After dinner, we take a slow walk to the main entrance of the resort to the newly opened Two Doctors Whiskey Tavern.
Surprisingly big, this subterranean bar has a wonderfully whimsical feel somewhere between a rather grand speakeasy and a medical museum.
It’s so called because the owner of the hotel is Dr Jerry Schwartz, indeed a surgeon. With his friend Professor John Rasko, Jerry has had a distillery in the wings for some time now making Australian single malt fittingly called Two Doctors Whiskey.
Finally able to release their whiskey, the two doctors have also launched this very fine bar of the same name.
Around the dark walls above comfy Chesterfields and cosy nooks, shelves of Jerry’s old medical equipment and books give the bar a notion of precision as well as old-world charm.
We relax into the sofas and enjoy a couple of the house cocktails. Jim seems very at peace here!
Guiding us through the impressively stocked whisky cabinet is the equally impressive Dwayne Ninnis. His knowledge of single malts – indeed all whisky and whiskey – is singular.
He promises us a tour of the cabinet when things have quietened down a little. In the meantime, we sit down to another exquisite cocktail.
Unfortunately the Two Doctors Whiskey is still in its final stages of production, though Jim enjoyed a boulevardier at Misty’s which used a Two Doctors Whiskey.
We’re really impressed with the cocktails here at the Two Doctors Whiskey Tavern. Not only are they perfectly prepared and stunningly presented in keeping with the aesthetic of this unique bar, they remind us yet again that hotel bars have changed forever.
No longer are they overpriced and lacking atmosphere. This bar is a destination in itself.
The cherry on the cake is the live music.
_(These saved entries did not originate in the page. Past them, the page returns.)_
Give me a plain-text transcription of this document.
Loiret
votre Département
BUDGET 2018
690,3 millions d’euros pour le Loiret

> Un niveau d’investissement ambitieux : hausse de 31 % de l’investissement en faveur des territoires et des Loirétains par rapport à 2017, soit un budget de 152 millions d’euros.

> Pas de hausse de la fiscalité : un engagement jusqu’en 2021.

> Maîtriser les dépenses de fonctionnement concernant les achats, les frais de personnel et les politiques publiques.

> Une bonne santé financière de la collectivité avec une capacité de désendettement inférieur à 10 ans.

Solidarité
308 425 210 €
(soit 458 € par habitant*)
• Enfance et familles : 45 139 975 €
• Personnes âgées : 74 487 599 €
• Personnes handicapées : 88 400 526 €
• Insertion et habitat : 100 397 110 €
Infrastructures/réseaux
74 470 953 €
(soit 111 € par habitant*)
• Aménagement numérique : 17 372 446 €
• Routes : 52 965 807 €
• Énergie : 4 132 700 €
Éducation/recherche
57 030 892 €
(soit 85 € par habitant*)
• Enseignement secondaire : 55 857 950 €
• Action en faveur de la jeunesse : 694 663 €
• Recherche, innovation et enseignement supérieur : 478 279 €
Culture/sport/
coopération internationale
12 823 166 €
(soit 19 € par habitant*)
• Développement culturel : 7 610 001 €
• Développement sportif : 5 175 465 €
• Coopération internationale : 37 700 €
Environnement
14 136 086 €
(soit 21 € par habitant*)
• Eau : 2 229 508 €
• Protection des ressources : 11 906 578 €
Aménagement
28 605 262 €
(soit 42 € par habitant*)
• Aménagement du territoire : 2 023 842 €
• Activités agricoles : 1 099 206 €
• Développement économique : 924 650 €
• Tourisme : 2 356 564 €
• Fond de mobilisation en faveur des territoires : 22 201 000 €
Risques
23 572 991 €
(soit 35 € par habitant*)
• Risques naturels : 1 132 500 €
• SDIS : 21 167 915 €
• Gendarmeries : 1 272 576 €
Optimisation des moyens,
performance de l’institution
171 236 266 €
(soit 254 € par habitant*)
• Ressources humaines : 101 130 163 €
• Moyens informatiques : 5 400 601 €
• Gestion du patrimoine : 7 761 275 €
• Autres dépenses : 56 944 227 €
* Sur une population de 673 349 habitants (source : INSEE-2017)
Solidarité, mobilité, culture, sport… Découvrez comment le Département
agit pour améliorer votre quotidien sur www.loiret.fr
A beautiful voice and a guitar of incredible skill, these musicians brought to light once again the elegant speakeasy vibe of the Two Doctors Whiskey Tavern.
Watch this space for more info and reviews on all these elements of the Fairmont Resort.
All too soon our stay at the Fairmont is over. But we linger in Leura a little longer, enjoying the shops and delightful main street of this charming mountain town.
It’s been a long time since we were in Leura last, but it was also one of the last places we went to before Jim’s visa ran out when he was living here in 2000 – when we first met.
Before we leave, we visit Mills and Beans – a remarkable homewares and gift shop just off the high street in Leura. Set in a turn-of-the-century mountain cottage, each room of this shop is filled with beautiful collections, local art and books.
In fact we find a few of our friends’ products in here, like Alexx Stuart’s Low Tox Life book.
Of course, we couldn’t come all the way to the Blue Mountains and not come and see the Three Sisters.
This striking rock formation represents the local Indigenous legend featuring three sisters Meehni, Wimlah and Gunnedoo of the Katoomba tribe. They fell in love with three brothers from the Nepean tribe, but their tryst was forbidden.
It caused a tribal war that put the sisters’ lives in danger, so a local witchdoctor turned them to stone to protect them only to die himself in the battle. So the sisters remain to this day, forever doomed to watch over the valley and the mountains.
We hope you’ve enjoyed this special Weekly Edition in the Blue Mountains and we hope you have a wonderful Christmas and new year. This is the penultimate story from us for 2021, but we’ll see you again in 2022.